I was not intending to add to my previous two posts on data and reporting (footfall and store openings and closures), but then I saw the coverage (looking at you again in the first instance BBC) of last week’s Scottish Retail Sales Monitor figures for September. The headline that caught my eye was:
‘No recovery in sight’ for Scotland’s high streets.

To be fair the main page now reads ‘Covid in Scotland: No recovery in sight for retailers’ so the phrase (in that context) that offended me so much, ‘high streets’, may have been due to a rogue web/sub editor.
The release for SRSM that I see has no data specifically on ‘high streets’ but is instead a sector level report (and as I have written before is always intersting and valuable).
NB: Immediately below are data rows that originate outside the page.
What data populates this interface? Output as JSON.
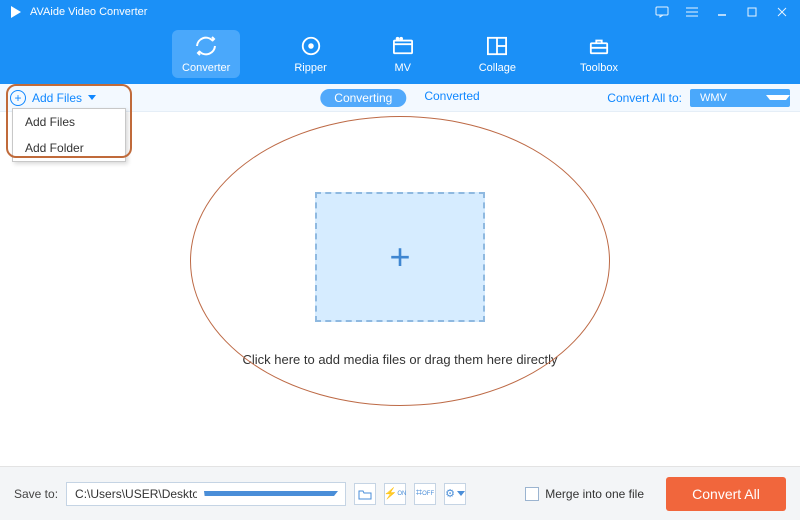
{
  "title": "AVAide Video Converter",
  "nav": {
    "converter": "Converter",
    "ripper": "Ripper",
    "mv": "MV",
    "collage": "Collage",
    "toolbox": "Toolbox"
  },
  "addFiles": {
    "button": "Add Files",
    "menu": {
      "files": "Add Files",
      "folder": "Add Folder"
    }
  },
  "tabs": {
    "converting": "Converting",
    "converted": "Converted"
  },
  "convertAll": {
    "label": "Convert All to:",
    "value": "WMV"
  },
  "stage": {
    "hint": "Click here to add media files or drag them here directly"
  },
  "bottom": {
    "saveLabel": "Save to:",
    "path": "C:\\Users\\USER\\Desktop\\draft",
    "merge": "Merge into one file",
    "convert": "Convert All"
  },
  "miniIcons": {
    "on": "ON",
    "off": "OFF"
  }
}
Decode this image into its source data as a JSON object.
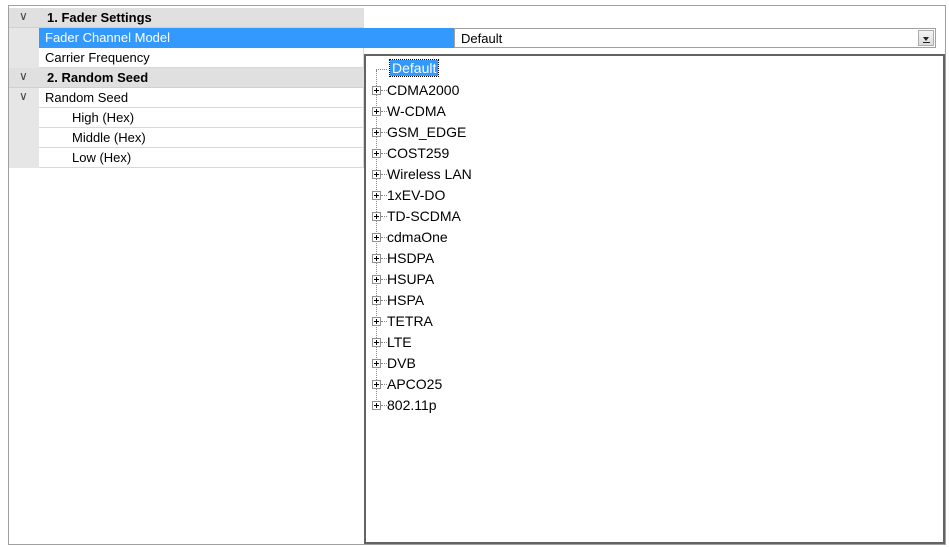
{
  "sections": [
    {
      "label": "1. Fader Settings"
    },
    {
      "label": "2. Random Seed"
    }
  ],
  "fader": {
    "channel_model_label": "Fader Channel Model",
    "channel_model_value": "Default",
    "carrier_frequency_label": "Carrier Frequency"
  },
  "seed": {
    "group_label": "Random Seed",
    "high_label": "High (Hex)",
    "middle_label": "Middle (Hex)",
    "low_label": "Low (Hex)"
  },
  "tree": {
    "default_label": "Default",
    "items": [
      "CDMA2000",
      "W-CDMA",
      "GSM_EDGE",
      "COST259",
      "Wireless LAN",
      "1xEV-DO",
      "TD-SCDMA",
      "cdmaOne",
      "HSDPA",
      "HSUPA",
      "HSPA",
      "TETRA",
      "LTE",
      "DVB",
      "APCO25",
      "802.11p"
    ]
  },
  "colors": {
    "selection": "#3399ff",
    "section_bg": "#e0e0e0"
  },
  "icons": {
    "collapse": "chevron-down-icon",
    "expand": "plus-box-icon",
    "dropdown": "dropdown-arrow-icon"
  }
}
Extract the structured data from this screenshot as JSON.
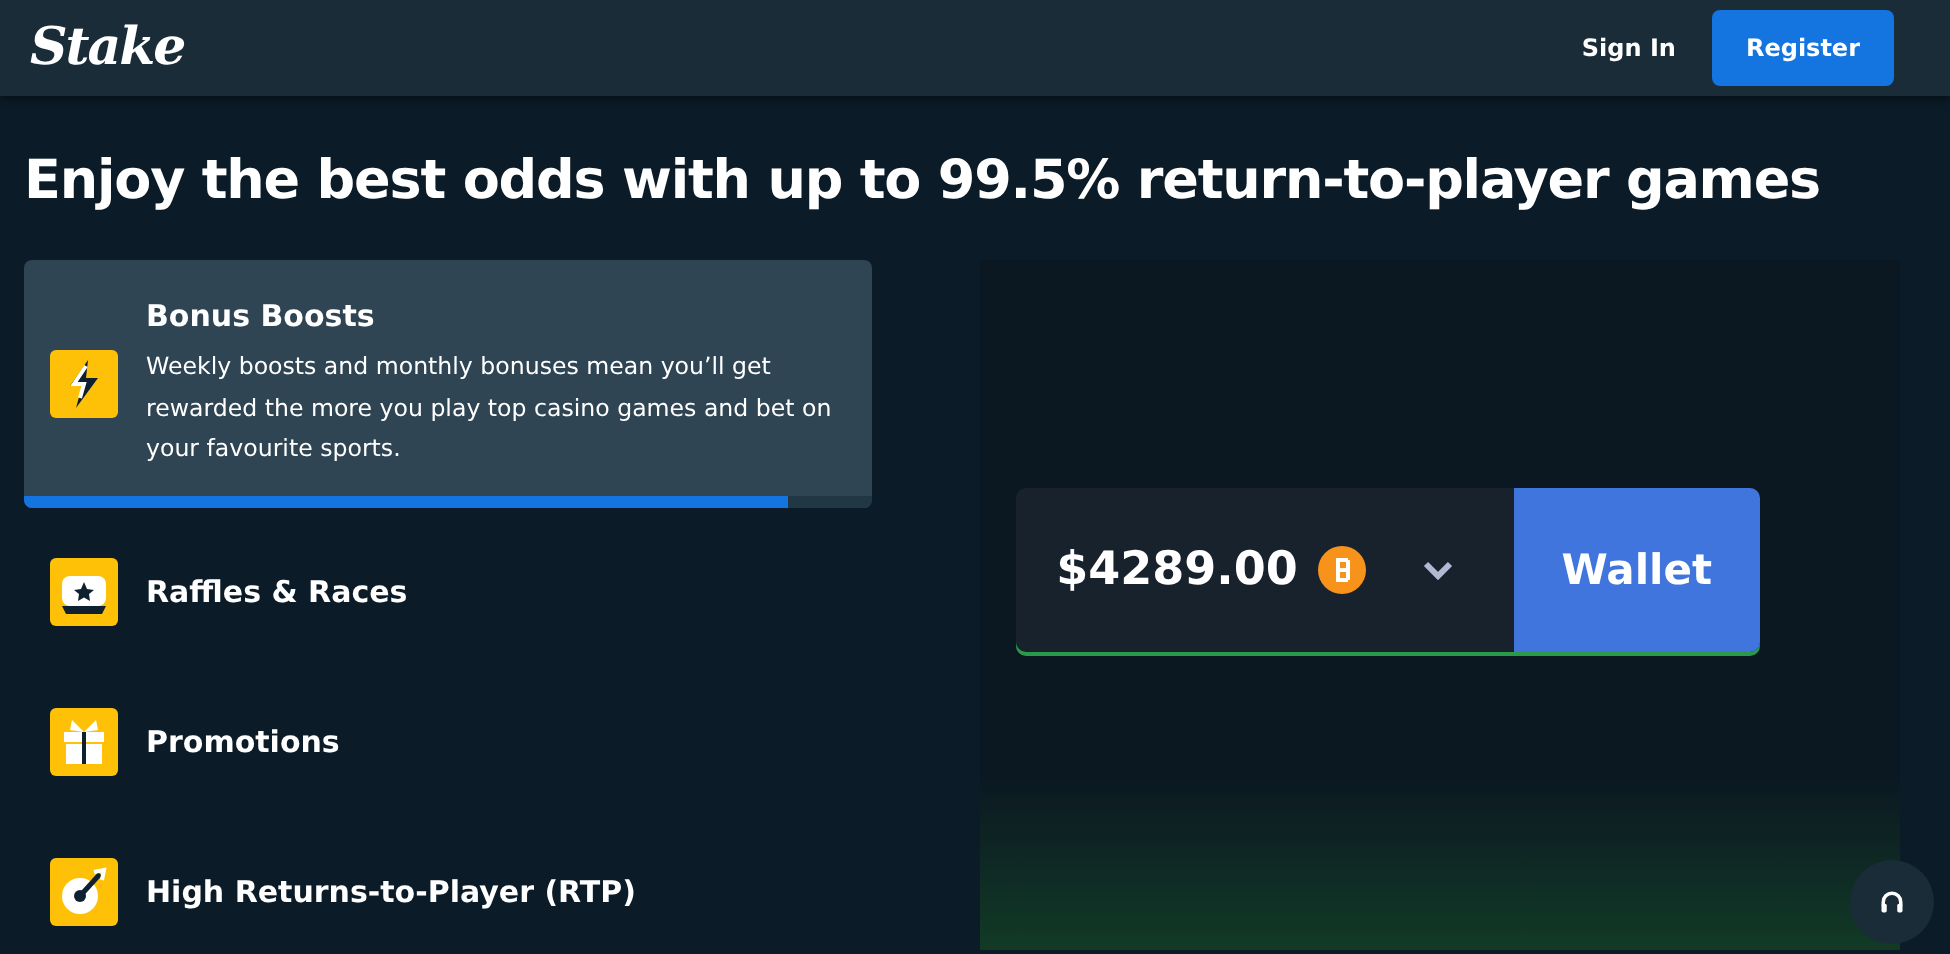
{
  "header": {
    "logo": "Stake",
    "sign_in": "Sign In",
    "register": "Register"
  },
  "headline": "Enjoy the best odds with up to 99.5% return-to-player games",
  "features": [
    {
      "title": "Bonus Boosts",
      "selected": true,
      "description": "Weekly boosts and monthly bonuses mean you’ll get rewarded the more you play top casino games and bet on your favourite sports.",
      "level": 0.9
    },
    {
      "title": "Raffles & Races",
      "selected": false
    },
    {
      "title": "Promotions",
      "selected": false
    },
    {
      "title": "High Returns-to-Player (RTP)",
      "selected": false
    }
  ],
  "wallet": {
    "balance": "$4289.00",
    "button": "Wallet"
  }
}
But why this release contains a quote from KPMG saying ‘a slightly less bleak picture for Scotland’s High Streets’ is a mystery, but might be an explanation for the headline above and absolve the BBC a little. If there is data that is not published on high streets then it might be good to release it for many reasons.
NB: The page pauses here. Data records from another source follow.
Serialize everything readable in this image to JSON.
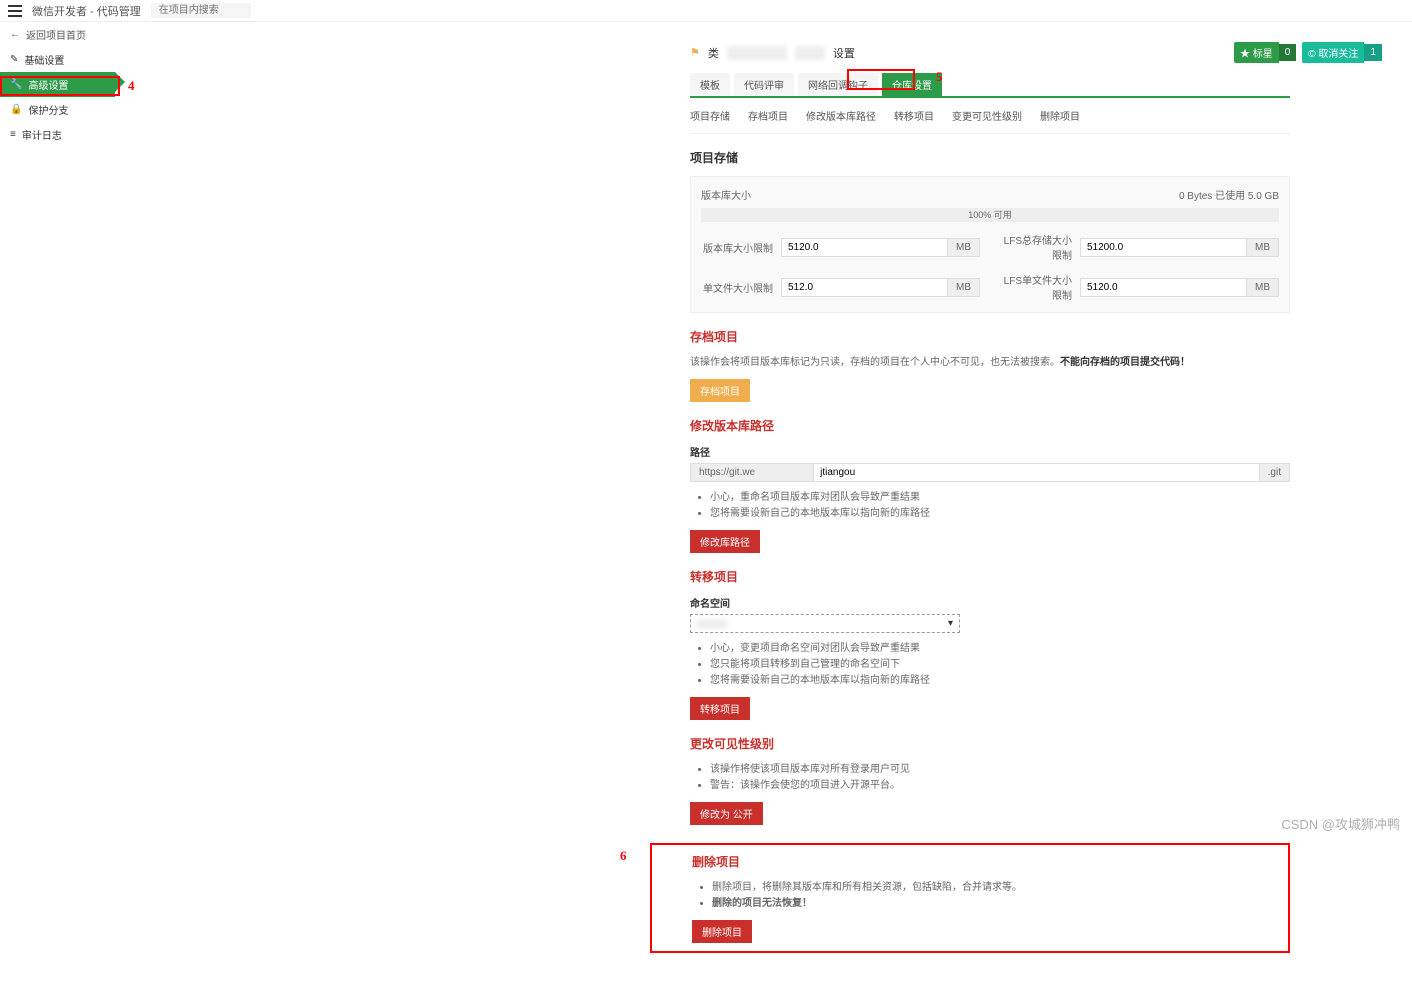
{
  "topbar": {
    "title": "微信开发者 - 代码管理",
    "search_placeholder": "在项目内搜索"
  },
  "sidebar": {
    "back": "返回项目首页",
    "items": [
      {
        "label": "基础设置"
      },
      {
        "label": "高级设置"
      },
      {
        "label": "保护分支"
      },
      {
        "label": "审计日志"
      }
    ]
  },
  "header": {
    "prefix": "类",
    "suffix": "设置",
    "star_label": "★ 标星",
    "star_count": "0",
    "follow_label": "© 取消关注",
    "follow_count": "1"
  },
  "tabs": [
    "模板",
    "代码评审",
    "网络回调钩子",
    "仓库设置"
  ],
  "subtabs": [
    "项目存储",
    "存档项目",
    "修改版本库路径",
    "转移项目",
    "变更可见性级别",
    "删除项目"
  ],
  "storage": {
    "title": "项目存储",
    "size_label": "版本库大小",
    "size_value": "0 Bytes 已使用 5.0 GB",
    "progress_text": "100% 可用",
    "rows": [
      {
        "l1": "版本库大小限制",
        "v1": "5120.0",
        "u1": "MB",
        "l2": "LFS总存储大小限制",
        "v2": "51200.0",
        "u2": "MB"
      },
      {
        "l1": "单文件大小限制",
        "v1": "512.0",
        "u1": "MB",
        "l2": "LFS单文件大小限制",
        "v2": "5120.0",
        "u2": "MB"
      }
    ]
  },
  "archive": {
    "title": "存档项目",
    "note1": "该操作会将项目版本库标记为只读，存档的项目在个人中心不可见，也无法被搜索。",
    "note2": "不能向存档的项目提交代码！",
    "btn": "存档项目"
  },
  "path": {
    "title": "修改版本库路径",
    "label": "路径",
    "prefix": "https://git.we",
    "value": "jtiangou",
    "suffix": ".git",
    "bullets": [
      "小心，重命名项目版本库对团队会导致严重结果",
      "您将需要设新自己的本地版本库以指向新的库路径"
    ],
    "btn": "修改库路径"
  },
  "transfer": {
    "title": "转移项目",
    "label": "命名空间",
    "select_value": "",
    "bullets": [
      "小心，变更项目命名空间对团队会导致严重结果",
      "您只能将项目转移到自己管理的命名空间下",
      "您将需要设新自己的本地版本库以指向新的库路径"
    ],
    "btn": "转移项目"
  },
  "visibility": {
    "title": "更改可见性级别",
    "bullets": [
      "该操作将使该项目版本库对所有登录用户可见",
      "警告：该操作会使您的项目进入开源平台。"
    ],
    "btn": "修改为 公开"
  },
  "delete": {
    "title": "删除项目",
    "bullets": [
      "删除项目，将删除其版本库和所有相关资源，包括缺陷，合并请求等。",
      "删除的项目无法恢复！"
    ],
    "btn": "删除项目"
  },
  "annotations": {
    "a4": "4",
    "a5": "5",
    "a6": "6"
  },
  "watermark": "CSDN @攻城狮冲鸭"
}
However as I read the details in the SRSM I got a little more confused by the other phrase i.e. ‘No recovery in sight’.
The SRSM reports on 5 elements at a Scotland level and the front page commentary compares the current month to the average of the last 3 months and the last 12 months.

The table below summarises that data and that page.
Category | September | Last 3 months | Last 12 months |
Scotland LFL | -6.3% | -7.5% | -8.9% |
Scotland Total | -6.0% | -7.2% | -9.9% |
Scotland Food Total | +3.7% | +3.0% | +3.4% |
Scotland Non Food Total | -14.2% | -15.7% | -20.8% |
Scotland Non Food Online Adjusted | -2.2% | -3.0% | -12.2% |
What I find interesting is that the September figure is in every case better than the 3 month and the 12 month averages. I don’t see how the phrase ‘no recovery in sight’ can be justified. ‘No return to growth’ is plausible (though food is in growth), ‘still fragile’ is accurate (both quotes in the release by SRC) and “not as good as we hoped for” or even “slightly less bleak” might be true, but September was an improvement on the previous 3 and 12 months.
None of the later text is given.